Why do so many religious students lose faith in college? Not because they are getting smarter. In the first place, our schools are not doing very well at making them smarter. In the second place, the phenomenon of loss of faith is peculiar to our own universities. There is no evidence that it was widespread in, say, medieval universities, which were much more demanding intellectually.
The prime reason it happens is that our intellectual culture is tacitly atheistic. Don’t imagine that students are presented with compelling arguments against faith in college. Frankly, most don’t encounter any serious arguments at all about the question of faith, either for or against – which is telling in itself. Nevertheless a certain attitude is strongly conveyed without words.
This attitude has two main elements. One is a widespread view that people who believe in God do so because of their upbringing, but that people who disbelieve in God do so because they have thought about the matter.
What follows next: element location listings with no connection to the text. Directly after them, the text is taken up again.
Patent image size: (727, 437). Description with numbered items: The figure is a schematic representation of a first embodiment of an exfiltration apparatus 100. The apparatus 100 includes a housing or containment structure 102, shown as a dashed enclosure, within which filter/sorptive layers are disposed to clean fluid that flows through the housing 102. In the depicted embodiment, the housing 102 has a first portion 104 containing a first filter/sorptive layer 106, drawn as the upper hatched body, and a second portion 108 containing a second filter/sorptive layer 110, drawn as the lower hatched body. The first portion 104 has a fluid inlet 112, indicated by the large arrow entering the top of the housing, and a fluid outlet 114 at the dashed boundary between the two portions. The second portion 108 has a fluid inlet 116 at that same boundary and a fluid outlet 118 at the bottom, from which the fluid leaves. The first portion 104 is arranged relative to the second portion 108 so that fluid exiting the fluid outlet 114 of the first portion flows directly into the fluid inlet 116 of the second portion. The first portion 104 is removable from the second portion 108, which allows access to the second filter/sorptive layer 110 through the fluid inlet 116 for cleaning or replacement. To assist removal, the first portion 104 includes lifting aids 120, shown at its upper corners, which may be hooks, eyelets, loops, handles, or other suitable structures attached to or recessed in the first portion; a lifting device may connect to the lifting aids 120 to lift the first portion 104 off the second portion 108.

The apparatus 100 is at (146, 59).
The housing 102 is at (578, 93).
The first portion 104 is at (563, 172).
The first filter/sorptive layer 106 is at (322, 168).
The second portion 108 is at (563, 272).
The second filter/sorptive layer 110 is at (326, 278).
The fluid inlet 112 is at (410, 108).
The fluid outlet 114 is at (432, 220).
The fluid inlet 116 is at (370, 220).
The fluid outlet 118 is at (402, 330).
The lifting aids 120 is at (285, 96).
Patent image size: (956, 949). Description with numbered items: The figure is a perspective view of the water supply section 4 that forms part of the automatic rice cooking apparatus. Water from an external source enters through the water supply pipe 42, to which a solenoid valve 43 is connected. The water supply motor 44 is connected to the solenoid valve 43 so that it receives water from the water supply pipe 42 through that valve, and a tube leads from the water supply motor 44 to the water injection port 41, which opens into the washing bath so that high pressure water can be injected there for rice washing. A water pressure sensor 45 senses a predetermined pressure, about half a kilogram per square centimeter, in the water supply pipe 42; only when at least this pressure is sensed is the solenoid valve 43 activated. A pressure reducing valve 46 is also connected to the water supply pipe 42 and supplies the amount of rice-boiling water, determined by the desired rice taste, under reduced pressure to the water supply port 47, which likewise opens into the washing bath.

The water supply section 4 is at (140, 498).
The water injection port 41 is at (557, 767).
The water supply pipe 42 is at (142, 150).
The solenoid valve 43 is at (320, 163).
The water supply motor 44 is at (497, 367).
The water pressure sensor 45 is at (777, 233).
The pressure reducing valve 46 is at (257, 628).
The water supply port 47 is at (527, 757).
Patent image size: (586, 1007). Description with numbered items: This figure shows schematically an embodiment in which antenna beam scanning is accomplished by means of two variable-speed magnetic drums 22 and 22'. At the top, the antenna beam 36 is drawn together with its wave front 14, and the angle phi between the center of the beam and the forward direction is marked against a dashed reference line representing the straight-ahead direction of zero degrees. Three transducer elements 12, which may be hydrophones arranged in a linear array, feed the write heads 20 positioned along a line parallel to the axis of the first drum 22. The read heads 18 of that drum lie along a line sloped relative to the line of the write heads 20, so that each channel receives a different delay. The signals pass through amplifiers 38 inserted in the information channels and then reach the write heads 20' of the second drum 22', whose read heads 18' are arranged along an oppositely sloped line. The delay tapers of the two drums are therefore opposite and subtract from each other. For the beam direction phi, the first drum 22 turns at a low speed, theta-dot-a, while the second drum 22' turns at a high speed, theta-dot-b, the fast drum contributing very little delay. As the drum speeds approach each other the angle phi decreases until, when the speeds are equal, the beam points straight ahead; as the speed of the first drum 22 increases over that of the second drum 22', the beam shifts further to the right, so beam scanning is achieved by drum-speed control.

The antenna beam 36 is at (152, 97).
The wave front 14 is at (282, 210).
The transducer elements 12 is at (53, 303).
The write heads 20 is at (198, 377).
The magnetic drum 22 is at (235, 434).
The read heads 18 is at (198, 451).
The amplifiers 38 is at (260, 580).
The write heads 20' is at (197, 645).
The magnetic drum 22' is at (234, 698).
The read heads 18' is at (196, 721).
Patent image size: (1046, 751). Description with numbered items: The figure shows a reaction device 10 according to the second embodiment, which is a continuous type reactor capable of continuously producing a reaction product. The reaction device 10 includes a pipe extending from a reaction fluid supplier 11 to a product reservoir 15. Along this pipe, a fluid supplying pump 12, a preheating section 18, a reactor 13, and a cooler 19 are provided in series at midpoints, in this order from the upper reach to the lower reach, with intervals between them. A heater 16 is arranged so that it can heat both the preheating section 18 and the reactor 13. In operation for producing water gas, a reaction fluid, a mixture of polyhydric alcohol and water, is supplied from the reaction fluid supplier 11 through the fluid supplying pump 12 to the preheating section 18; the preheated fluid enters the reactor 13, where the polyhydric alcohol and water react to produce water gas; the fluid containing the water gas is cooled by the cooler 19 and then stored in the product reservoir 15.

The other is a settled feeling that it doesn’t make any difference whether or not one believes in God anyway. Students tend to live as though there were no God, and most people who live that way come to feel that even if there is one, He must be remote and uninvolved.
It’s true, of course, that those who are considered more intelligent are more likely to go to college, and that those who go to college really are less likely to take God seriously -- but not because they are more intelligent. Rather because that is the sort of attitude college subtly encourages them to take -- and because the young people most concerned about seeming intelligent are the quickest to conform.